3. Ramiele sang ” In My Life”. Snore. She sang it like a lullaby. And by the end I was in dreamland, far away from Ramiele. She tried to end on a high note, but it was awkward and strange. Boring.
4. Jason the Dredlock Lord sang “If I Fell”. I guess I don’t get why people like this kid. He can’t sing well, he is off-putting in his interviews, and I SWEAR that if you watch him while thinking of John Travolta you will see that he is his clone. It’s freaky. Go squeak your little voice somewhere else.
5. Carly sang (the hell out of) “Come Together”. I think I may be seeing a new winner, here. She really pulled this off. Way to go.
6. David Cook sang “Eleanor Rigby”, which is my absolute favorite Beatles song. Funny story. When I was in college my roommate Chad was this amazing piano player, and on nights when we couldn’t sleep we would sneak over to the music department and use their 6 track recorder and make recordings. My favorite was our version of Eleanor Rigby. We added all these strings and harmonies and it was beautiful and amazing. And lost. Oh well. What? Oh yeah! David cook – it was fine. I liked the chorus.

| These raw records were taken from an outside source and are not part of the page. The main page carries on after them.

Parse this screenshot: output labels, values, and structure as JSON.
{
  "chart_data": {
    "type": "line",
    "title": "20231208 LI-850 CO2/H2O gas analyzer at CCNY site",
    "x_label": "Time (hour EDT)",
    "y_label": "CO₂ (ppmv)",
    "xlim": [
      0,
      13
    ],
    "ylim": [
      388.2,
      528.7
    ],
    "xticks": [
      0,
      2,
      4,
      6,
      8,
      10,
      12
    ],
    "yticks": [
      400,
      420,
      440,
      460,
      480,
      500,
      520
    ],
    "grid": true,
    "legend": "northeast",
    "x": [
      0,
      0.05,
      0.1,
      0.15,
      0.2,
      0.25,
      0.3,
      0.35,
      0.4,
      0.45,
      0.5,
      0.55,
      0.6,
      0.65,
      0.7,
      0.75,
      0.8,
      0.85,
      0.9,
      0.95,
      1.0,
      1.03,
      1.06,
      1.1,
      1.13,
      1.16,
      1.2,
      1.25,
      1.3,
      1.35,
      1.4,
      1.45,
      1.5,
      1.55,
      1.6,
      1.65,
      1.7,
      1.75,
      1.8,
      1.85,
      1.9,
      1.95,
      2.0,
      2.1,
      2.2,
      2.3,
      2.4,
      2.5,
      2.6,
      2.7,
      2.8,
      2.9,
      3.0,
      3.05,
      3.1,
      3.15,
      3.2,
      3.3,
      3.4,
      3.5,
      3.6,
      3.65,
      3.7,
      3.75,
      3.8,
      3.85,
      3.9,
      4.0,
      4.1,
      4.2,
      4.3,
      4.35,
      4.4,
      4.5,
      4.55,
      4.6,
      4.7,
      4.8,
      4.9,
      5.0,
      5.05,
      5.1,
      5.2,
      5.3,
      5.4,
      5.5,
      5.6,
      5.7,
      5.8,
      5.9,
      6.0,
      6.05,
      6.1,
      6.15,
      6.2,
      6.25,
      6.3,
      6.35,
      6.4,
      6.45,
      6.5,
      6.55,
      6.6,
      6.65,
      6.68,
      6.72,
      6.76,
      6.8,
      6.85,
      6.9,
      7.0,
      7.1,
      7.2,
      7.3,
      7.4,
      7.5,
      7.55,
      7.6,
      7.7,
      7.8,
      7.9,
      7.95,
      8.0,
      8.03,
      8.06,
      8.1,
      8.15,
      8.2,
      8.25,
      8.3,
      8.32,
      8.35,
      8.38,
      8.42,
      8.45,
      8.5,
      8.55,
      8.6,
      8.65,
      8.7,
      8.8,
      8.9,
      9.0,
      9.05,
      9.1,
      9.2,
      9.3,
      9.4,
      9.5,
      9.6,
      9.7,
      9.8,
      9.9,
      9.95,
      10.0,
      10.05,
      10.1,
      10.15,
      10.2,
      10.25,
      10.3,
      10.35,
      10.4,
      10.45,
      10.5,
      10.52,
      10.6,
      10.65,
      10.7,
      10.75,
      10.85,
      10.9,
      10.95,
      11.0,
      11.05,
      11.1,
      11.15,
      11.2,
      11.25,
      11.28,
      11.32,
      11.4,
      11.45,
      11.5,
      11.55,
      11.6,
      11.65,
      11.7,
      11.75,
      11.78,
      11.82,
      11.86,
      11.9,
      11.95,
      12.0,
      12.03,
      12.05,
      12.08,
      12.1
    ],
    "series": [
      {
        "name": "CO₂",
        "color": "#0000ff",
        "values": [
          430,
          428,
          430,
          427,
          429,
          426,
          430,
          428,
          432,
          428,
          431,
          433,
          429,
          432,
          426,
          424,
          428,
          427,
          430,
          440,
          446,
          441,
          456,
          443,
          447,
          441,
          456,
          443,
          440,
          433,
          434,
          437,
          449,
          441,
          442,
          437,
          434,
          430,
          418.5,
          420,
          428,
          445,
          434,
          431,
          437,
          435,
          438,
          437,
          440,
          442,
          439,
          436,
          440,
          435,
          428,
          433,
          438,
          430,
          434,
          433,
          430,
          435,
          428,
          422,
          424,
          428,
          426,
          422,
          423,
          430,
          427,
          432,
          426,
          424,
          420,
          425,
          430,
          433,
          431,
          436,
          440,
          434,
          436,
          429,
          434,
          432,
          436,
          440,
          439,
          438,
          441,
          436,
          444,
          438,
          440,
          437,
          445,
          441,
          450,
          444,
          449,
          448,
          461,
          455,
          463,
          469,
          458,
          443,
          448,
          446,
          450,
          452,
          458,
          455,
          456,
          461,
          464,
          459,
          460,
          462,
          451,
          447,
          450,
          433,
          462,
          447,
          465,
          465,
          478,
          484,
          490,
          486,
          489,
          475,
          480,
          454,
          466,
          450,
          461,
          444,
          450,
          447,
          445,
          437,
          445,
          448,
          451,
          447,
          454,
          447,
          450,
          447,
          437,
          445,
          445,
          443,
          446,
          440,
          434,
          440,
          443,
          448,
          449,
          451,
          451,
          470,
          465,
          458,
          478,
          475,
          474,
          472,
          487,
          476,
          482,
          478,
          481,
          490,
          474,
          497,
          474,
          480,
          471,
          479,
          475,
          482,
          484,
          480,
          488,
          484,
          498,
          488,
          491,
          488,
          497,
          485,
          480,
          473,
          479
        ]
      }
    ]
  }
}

7. Brooke sang “Let It Be”. Whenever I hear this song I hear “Letter B” from Sesame Street. Am I the only one? Remember? It was all about the letter B? No? Ok… So, Brooke did well. She sat at the piano and did her Carly Simon thing. But she didn’t wear shoes. Yeah – get over yourself, Brooke. You’re not Joss Stone.
8. David Hernandez sang “I Saw her Standing There”. Let’s just say that Tiffany did this song better when she was doing her tours of American Malls. Ew.
9. Amanda the Janis wannabe sang “You Can’t Do That” and guess what? She can’t. Go home before you ruin your voice forever, screechy.
10. Michael Johns sang “Across the Universe”. Since he is older than the universe, I thought this appropriate. Whatever. The ladies at work love this guy. I simply don’t get it.
11. Kristie Lee sang “Eight Days A Week”. She sang it all hopped up on cocaine, or something. It was fast and incomprehensible and crappy. Go Home!
12. My little pumpkin David Archuletta sang “We Can Work It Out”. And he forgot the words. And he stunk up the stage with his terrible movements. And he sang out of tune. And he smiled all weird like he was about to cry (which he may have been). Oh, my sweet little guy – you lost it this week, huh? Come on! Pull it together! You can work it out!
Favorite Pix of the night:
2. You can hear me poot!
3. The new stage looks like an alien killing machine.
PS – I guess that America couldn’t get past the David Hernandez-is-possibly-maybe-gay thing, and he went home last night. I mean, come on – his song wasn’t that bad. I think it should have been Kristie “General” Lee for her crappy country twang thang.